Thứ Tư, 12 tháng 6, 2013

NOT-SO-GREAT SOCIETY: Fatherlessness in America

LBJ's "Great Society" represented a massive redistribution of wealth that built a permanent culture of dependency in America. And one of its senseless and tragic consequences was the dramatic rise of the single-parent family.

Sixty percent of kids in Richmond, Virginia, are without a dad in the home, reports First Things First of Greater Richmond... First Things First works to help men become actively involved in their children’s lives in Richmond, Virginia, because, as the group explains, often “it’s the fathers that leave the family.… [W]e have a major father absenteeism issue in Richmond.”

Across the nation, over one-quarter of all children live in single-parent households. Most of these children live with their mothers.

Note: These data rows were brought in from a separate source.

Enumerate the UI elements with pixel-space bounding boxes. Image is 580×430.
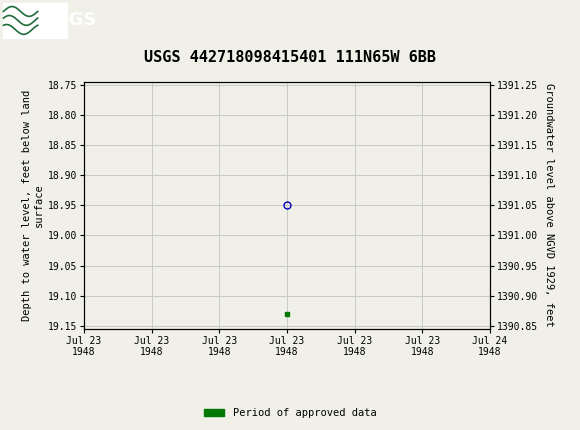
Bar [3,3,67,37]
Legend: Period of approved data: Period of approved data [200,404,380,423]
Text: USGS 442718098415401 111N65W 6BB: USGS 442718098415401 111N65W 6BB [144,49,436,64]
Text: USGS: USGS [42,11,97,29]
Y-axis label: Depth to water level, feet below land
surface: Depth to water level, feet below land su… [22,90,44,321]
Y-axis label: Groundwater level above NGVD 1929, feet: Groundwater level above NGVD 1929, feet [543,83,554,327]
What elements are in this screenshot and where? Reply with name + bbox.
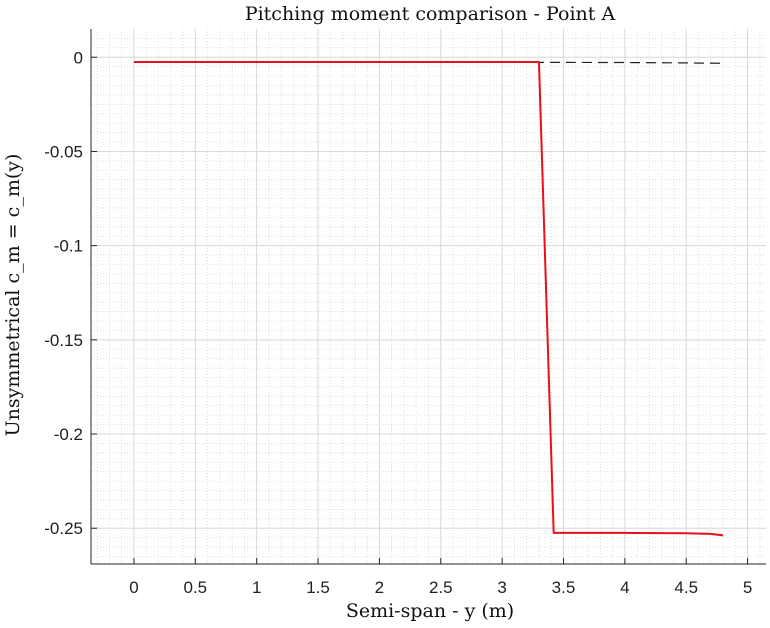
x-tick-label: 3.5 — [552, 578, 576, 597]
major-grid — [91, 29, 766, 564]
y-tick-label: -0.1 — [54, 237, 83, 256]
x-tick-labels: 0 0.5 1 1.5 2 2.5 3 3.5 4 4.5 5 — [129, 578, 752, 597]
x-tick-label: 4 — [620, 578, 629, 597]
y-tick-label: -0.25 — [44, 519, 83, 538]
x-tick-label: 0.5 — [183, 578, 207, 597]
y-tick-labels: 0 -0.05 -0.1 -0.15 -0.2 -0.25 — [44, 48, 83, 538]
x-tick-label: 2 — [375, 578, 384, 597]
series-layer — [133, 60, 724, 537]
y-tick-label: 0 — [74, 48, 83, 67]
solid-series-line — [133, 60, 724, 537]
x-tick-label: 1.5 — [306, 578, 330, 597]
y-axis-label: Unsymmetrical c_m = c_m(y) — [2, 154, 24, 437]
x-tick-label: 2.5 — [429, 578, 453, 597]
y-tick-label: -0.05 — [44, 142, 83, 161]
x-tick-label: 1 — [252, 578, 261, 597]
x-tick-label: 3 — [497, 578, 506, 597]
y-tick-label: -0.2 — [54, 425, 83, 444]
x-tick-label: 4.5 — [674, 578, 698, 597]
axes-lines — [90, 29, 766, 565]
x-tick-label: 0 — [129, 578, 138, 597]
x-tick-label: 5 — [743, 578, 752, 597]
chart-title: Pitching moment comparison - Point A — [245, 3, 616, 25]
plot-area — [90, 29, 766, 565]
y-tick-label: -0.15 — [44, 331, 83, 350]
x-axis-label: Semi-span - y (m) — [346, 600, 514, 622]
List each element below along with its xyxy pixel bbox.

...When children do not have stable relationships with their dads, marked by frequent involvement, they are more susceptible to depression and are more likely to abuse drugs, or demonstrate delinquent behavior.

Children who live in single-parent households are also 82 percent more likely to experience child poverty.

With the unmarried birth rate high among young women with the lowest levels of education, single-mother households now comprise more than half of all families living in poverty. Without the relative financial stability marriage can provide, single parents and their children are at greater risk of government dependence. Of the roughly $1 trillion spent on welfare funding to low-income families with children, almost three-quarters went to single-parent—and often fatherless—households.

When fathers play an active role in the lives of their children, they make a tangible difference. Children whose fathers spent time with them doing day-to-day activities such as homework, eating dinner, or playing sports earned better grades on average than peers who had less access to their fathers.